New Book!

Review: The Barefoot Therapist by Brian Shepherd
Publ. 2023 by Austin Macauley – www.austinmacauley.com
ISBN 9781035805624 (paperback)
ISBN 9781035805631 (ePub e-book)

Reviewer – Diane Adderley – Honorary President of the British Psychodrama Association
This book of poems was written by Dr. Ron Wiener, Senior Trainer in Sociodrama, under the nom de plume of Brian Shepherd, while he was working, many years ago, in a day hospital. It was written as a creative and sanity-retaining response to an intolerable years-long situation. I have his permission to cite him directly as the author, given that he has, as he did at the time of first publishing, heavily disguised names, roles, stories and identities from some 40 years ago.

As the author says in his introduction:
“The poems describe the attempt to remain sane, while balancing the demands of working professionally, being a shop steward, looking after children and maintaining relationships with lovers and friends.”
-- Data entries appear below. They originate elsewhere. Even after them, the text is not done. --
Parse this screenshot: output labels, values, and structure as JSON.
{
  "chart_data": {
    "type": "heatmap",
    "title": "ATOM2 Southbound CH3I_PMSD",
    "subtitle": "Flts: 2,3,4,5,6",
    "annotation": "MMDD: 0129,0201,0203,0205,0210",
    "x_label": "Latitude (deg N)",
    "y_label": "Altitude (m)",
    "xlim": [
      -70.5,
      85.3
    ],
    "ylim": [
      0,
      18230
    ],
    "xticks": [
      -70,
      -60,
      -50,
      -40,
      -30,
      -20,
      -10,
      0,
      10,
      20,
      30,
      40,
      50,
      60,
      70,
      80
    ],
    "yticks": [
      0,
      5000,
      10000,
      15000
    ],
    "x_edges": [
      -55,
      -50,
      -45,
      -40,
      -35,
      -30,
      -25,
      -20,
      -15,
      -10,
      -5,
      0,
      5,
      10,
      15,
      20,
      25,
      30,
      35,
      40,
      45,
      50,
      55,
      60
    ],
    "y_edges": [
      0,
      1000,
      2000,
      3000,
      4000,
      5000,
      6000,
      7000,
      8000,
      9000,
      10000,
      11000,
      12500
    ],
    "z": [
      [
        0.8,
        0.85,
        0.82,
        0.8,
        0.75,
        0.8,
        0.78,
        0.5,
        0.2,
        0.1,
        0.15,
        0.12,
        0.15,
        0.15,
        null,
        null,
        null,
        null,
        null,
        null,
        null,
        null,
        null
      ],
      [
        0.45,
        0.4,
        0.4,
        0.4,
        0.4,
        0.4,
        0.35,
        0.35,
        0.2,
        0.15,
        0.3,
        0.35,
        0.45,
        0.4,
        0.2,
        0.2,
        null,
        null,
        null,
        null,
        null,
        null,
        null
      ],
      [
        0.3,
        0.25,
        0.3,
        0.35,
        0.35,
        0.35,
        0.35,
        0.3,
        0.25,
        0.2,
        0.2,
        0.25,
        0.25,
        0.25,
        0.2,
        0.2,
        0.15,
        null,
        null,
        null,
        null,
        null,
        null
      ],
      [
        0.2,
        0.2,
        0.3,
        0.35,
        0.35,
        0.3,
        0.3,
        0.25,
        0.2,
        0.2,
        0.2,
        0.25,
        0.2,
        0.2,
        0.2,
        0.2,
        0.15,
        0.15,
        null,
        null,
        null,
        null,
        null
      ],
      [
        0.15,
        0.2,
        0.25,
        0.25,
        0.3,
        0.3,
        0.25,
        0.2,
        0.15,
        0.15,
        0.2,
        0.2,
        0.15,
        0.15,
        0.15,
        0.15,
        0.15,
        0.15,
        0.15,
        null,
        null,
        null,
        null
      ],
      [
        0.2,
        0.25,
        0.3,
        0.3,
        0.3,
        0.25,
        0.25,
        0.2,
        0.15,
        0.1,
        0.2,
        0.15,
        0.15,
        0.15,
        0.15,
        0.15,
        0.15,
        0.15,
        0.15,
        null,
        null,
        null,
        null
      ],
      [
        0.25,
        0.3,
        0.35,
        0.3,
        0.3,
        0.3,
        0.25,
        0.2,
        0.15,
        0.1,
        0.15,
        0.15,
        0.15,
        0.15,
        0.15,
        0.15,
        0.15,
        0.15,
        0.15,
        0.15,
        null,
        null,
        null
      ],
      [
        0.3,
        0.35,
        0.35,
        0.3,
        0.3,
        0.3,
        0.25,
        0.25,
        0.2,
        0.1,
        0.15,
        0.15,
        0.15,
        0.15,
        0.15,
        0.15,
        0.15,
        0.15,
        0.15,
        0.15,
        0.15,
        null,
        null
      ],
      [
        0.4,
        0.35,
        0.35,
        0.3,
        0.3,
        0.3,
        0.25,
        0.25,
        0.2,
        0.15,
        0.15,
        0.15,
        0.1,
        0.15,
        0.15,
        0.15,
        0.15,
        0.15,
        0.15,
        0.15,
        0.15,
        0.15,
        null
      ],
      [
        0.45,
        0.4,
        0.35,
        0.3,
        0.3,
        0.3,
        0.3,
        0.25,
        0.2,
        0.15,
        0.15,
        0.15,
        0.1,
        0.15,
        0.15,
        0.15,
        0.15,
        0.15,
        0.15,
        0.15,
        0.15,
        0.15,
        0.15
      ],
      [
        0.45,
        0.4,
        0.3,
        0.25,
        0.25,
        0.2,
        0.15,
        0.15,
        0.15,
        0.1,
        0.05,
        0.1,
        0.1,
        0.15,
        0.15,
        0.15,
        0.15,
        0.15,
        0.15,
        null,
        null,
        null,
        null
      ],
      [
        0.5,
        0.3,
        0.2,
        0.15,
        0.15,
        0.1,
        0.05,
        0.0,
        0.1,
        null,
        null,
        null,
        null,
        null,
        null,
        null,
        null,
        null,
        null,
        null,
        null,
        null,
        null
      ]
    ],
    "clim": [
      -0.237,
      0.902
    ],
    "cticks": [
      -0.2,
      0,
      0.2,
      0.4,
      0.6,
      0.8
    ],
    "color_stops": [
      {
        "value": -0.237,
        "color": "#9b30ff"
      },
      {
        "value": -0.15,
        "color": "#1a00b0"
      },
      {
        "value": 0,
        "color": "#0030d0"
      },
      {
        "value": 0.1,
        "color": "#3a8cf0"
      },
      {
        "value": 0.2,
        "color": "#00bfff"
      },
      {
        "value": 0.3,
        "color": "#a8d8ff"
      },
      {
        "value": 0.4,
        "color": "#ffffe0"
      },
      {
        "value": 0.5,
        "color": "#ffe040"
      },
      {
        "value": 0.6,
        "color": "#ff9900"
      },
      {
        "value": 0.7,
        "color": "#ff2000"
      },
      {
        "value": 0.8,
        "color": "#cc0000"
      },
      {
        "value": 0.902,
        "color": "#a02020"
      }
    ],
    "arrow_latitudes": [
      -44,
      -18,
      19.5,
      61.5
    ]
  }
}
The front cover’s illustration cites some of the internalised role messages, both professional and personal, that the worker holds and struggles with on a daily basis:

Management: Support the hierarchy. Do as you’re told.
Shop Steward: Organise. Resist. Take action.
Patients: Give us more. Give us more. Give us more of you.
Colleagues: Don’t let us down.
Lover: Why don’t you have time for me?

The long poem (much shortened from its original), The Ward Battle, puts the remaining pieces into context, telling of the impact of such stresses on the individual doing their best to meet the needs of all the various groups they interact with, whilst meeting the brick wall of an immovable hierarchy. Helplessness, pity, the attempt to create an environment within which healing is at least possible to some extent – all feelings invoked in me by the poems as I read: the healer as doomed, involuntary hero.
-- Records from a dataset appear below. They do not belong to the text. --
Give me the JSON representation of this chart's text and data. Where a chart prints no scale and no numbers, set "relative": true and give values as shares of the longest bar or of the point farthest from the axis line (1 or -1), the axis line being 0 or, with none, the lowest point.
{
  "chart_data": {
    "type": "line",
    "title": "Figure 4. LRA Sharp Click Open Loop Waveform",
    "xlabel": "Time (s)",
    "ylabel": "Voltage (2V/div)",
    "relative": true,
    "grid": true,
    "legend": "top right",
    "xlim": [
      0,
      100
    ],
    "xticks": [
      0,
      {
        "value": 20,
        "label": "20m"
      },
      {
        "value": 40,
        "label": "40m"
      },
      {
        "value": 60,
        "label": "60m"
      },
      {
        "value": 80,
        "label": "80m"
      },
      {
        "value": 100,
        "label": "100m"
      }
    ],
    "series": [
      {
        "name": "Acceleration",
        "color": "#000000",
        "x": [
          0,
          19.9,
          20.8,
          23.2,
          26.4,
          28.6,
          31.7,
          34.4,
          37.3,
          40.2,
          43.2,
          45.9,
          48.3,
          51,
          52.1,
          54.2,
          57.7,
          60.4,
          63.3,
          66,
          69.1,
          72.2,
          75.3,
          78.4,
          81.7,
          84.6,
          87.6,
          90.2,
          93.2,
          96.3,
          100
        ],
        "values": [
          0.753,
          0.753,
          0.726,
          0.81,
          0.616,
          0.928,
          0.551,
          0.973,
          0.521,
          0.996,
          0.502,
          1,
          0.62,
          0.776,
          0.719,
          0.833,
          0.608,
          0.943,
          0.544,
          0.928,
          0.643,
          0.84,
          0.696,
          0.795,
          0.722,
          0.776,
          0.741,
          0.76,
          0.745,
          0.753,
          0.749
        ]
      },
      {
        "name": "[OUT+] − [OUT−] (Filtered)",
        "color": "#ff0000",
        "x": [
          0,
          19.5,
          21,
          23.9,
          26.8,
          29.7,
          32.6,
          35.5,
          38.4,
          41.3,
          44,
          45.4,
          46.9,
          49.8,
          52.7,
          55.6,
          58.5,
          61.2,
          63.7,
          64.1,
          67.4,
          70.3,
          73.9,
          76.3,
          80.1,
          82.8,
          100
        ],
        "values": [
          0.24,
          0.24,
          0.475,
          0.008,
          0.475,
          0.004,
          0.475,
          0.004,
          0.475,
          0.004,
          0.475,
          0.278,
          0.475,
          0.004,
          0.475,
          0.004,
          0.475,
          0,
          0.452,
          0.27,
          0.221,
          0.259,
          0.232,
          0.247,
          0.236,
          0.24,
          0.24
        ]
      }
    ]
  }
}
Many of the pieces are composites of a number of people and situations – Helen, Amy, Elizabeth and Miranda, The Son, Simon, Bruce – told through the life issues and social contexts such patients have faced which have brought them into mental health care: stories of suicides and suicide attempts, domestic abuse, caring for sick relatives, rejections and abandonments, and of the sleepless agony of the worker trying to stay ‘alive’ to not only the daily agonising question ‘will this client still be alive tomorrow when I return to work’ but also to their own personal lives for which they have little time or energy at the end of the day.

The book is not an easy read, but it is certainly very powerful. It’s painfully honest, compassionate, often upsetting: a book I found myself unable to focus on in one big read the stories are just too heart-breaking. For those working now in mental health settings, it may make connections with the major present-day stressors for workers, with ever- mounting workloads, financial cuts, decreasing workforces, unions with limited power, ivory-towered management structures etc. as well as the wider-world crises we are all facing.